Kutsallarımız bilime, materyalizme, felsefeye, arkeolojiye uymuyor söylemleriyle insanlar gittikçe kendi köküne atasına dedesine yabancılaştı. Gelenekten ve köylerinde yaşadığı otantik, Alevilikten neredeyse koptu.
Sözlü gelenek yorumlanırken referanslarımız olan ulu ozanlarımızın deyişlerinden sadece bazıları cımbızla seçildi, diğerleri görmezden gelindi. Darağacında bile yolundan dönmeyen, düşüncelerinden asla ödün vermeyen, biat etmeyen Pir Sultan’a bile deyişlerinde Takiyye yapmış denildi! Virani, Yemini, Hatati ve diğer ulularımızın hak kelamları görmezden gelindi.
Aleviliği modern yaşama ve kent koşullarına uyarlamak kabul görebilir ama Aleviliği modernize ediyoruz deyip sil baştan bir Alevilik yaratmaya çalışmak doğru değildir. Kainatın varoluş koşullarına dayanan ve Kâlu bela’dan bu tarafa kadar geldiğine inandığımız Aleviliğin temel taşlarıyla bu kadar oynanması yanlıştır.”
“İTİKATLI İNSANLAR OLDUĞU MÜDDETÇE BU YOL ASLA BİTMEYECEK”
Dede Metin Doğan, “Biz Hakkı insanın gönlüne indirgemişiz. Hallac-ı Mansur, Nesimi, Fazlullah, Daimi … En-el Hak dedi ama bugün bilenin de bilmeyenin de ham ervah’ın da En-el hak dediği bir noktaya geldik! Benliğin, kinin, kibirin, ikiliğin, inançsızlığın, itikatsızlığın, ikrarsızlığın olduğu bedende Hak tecelli edebilir mi? Gönül birliğinin olmadığı, çıkar kavgalarının, vitrin tartışmalarının sıkça rastlandığı, insanlara kolayca gerici veya ateist damgasının vurulduğu günümüzde, bu kadar basit mi En-el Hak ? Bir lokma bir hırka nerede kaldı?” dedi.
“CEMEVLERİMİZE GİREN KATİLLERE DUR DEYİP TEPKİ GÖSTERELİM”
“Dinleri ve inançları bir tarihçinin gözüyle Sümerler’deki tabletlerden, Babillerdeki zigguratlara kadar, Hamburabi kanunlarından kutsal kitaplara kadar karşılaştırıp yorumlayabilirsiniz” diyen Doğan, sözlerini şöyle tamamladı:
“Bir felsefeci gözüyle Neo Platonizm’le, Pysagor’la, diyalektik ile, idealizm ve metafizik düşünce anlayışı ile değerlendirebilirsiniz. Bir sosyolog gözüyle toplumsal etkileşimini inceleyebilirsiniz. İnançları neolitik çağlardan, ilkel komünal toplumlardan köleciliğe, feodalizme ve günümüz kapitalizm dönemine kadar değerlendirebilirsiniz ama Aleviliği illa ki bir yerlere yamamaya çalışmayın artık!
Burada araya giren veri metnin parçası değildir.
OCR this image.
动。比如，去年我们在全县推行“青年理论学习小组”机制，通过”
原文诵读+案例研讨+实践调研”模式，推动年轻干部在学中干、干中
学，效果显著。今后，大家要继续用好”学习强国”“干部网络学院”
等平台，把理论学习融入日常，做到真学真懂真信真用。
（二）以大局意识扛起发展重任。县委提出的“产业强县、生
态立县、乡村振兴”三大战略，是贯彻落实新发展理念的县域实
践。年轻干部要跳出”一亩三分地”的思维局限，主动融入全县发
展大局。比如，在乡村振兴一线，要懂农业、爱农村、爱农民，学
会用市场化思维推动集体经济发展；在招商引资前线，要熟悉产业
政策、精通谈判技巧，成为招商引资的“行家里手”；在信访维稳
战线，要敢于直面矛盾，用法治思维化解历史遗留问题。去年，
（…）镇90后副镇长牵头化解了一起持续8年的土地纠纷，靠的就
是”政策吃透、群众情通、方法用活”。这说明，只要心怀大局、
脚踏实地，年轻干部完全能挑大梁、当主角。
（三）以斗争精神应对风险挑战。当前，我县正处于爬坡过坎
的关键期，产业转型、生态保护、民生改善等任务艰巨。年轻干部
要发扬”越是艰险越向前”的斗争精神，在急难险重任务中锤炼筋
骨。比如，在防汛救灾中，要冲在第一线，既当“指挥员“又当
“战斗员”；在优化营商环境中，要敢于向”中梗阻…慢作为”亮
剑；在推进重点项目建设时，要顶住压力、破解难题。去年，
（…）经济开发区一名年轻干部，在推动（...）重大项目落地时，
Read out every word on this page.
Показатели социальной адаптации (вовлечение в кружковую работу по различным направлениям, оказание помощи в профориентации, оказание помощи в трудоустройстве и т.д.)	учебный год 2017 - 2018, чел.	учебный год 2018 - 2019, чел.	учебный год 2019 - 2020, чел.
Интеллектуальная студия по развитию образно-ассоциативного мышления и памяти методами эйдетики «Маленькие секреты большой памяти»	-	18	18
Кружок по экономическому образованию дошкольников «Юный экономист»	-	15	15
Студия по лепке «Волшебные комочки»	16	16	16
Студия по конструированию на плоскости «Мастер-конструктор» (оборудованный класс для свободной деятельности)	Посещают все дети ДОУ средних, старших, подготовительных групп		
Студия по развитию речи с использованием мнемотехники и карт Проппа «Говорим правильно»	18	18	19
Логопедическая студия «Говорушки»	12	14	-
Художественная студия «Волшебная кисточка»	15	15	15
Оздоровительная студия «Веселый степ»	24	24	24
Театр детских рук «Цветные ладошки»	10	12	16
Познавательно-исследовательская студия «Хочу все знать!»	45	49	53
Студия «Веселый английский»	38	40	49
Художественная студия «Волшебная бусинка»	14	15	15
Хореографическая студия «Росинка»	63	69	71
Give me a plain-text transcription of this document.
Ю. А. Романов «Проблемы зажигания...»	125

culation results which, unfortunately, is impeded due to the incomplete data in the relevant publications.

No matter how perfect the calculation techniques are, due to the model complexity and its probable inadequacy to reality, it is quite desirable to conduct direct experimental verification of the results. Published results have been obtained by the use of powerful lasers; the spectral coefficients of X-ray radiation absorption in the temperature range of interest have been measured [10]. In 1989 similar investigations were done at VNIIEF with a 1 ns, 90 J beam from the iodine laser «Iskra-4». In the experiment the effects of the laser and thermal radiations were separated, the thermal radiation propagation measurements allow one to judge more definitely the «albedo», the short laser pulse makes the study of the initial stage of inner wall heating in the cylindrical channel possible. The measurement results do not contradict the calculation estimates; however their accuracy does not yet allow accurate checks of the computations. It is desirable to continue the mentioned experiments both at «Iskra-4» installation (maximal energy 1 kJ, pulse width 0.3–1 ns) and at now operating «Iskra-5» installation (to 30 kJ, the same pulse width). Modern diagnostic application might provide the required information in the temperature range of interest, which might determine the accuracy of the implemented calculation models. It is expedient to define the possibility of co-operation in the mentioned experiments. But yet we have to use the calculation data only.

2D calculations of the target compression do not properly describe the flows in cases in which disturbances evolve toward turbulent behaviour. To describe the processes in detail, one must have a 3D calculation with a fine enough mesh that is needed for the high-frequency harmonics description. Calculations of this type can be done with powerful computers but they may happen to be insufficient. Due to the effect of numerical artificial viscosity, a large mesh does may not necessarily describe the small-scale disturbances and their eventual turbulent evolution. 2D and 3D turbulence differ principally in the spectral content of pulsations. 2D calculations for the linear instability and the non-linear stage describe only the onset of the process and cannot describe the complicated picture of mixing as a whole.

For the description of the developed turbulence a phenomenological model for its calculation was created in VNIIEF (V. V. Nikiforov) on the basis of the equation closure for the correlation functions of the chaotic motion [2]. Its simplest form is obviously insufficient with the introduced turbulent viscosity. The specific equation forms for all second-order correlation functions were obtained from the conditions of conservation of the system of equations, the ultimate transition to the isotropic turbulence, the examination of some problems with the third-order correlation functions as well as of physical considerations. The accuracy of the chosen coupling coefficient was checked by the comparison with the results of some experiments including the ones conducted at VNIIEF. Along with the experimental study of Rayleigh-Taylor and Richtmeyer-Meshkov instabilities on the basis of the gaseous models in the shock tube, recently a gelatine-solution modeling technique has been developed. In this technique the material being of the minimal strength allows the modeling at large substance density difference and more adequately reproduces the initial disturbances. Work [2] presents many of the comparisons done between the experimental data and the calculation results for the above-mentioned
Dünyada birçok coğrafyada büyük bir örgütlü güç haline gelmiş Alevi toplumunun her alandaki kazanımlarını artırmaya çalışalım. Artı değerler üretelim. Hak ve hukuk mücadelesini sürdürelim. Camilere giden gençlerimize sahip çıkalım! Cemevlerimize giren katillere dur deyip tepkimizi gösterelim. Tutuklanan yöneticilerimizi sahiplenelim. Dergahlarımızı geri alalım. Diyanetin elini cemevlerinin üzerinden çekmesini sağlayalım. Sivas’ı, Maraş’ı, Çorum’u, Dersim’i ve diğer katliamları tekrar yaşamamak için bir olalım iri olalım diri olalım. Bizi parçalayıp yoketmeye çalışan güçlerin eline koz vermeyelim.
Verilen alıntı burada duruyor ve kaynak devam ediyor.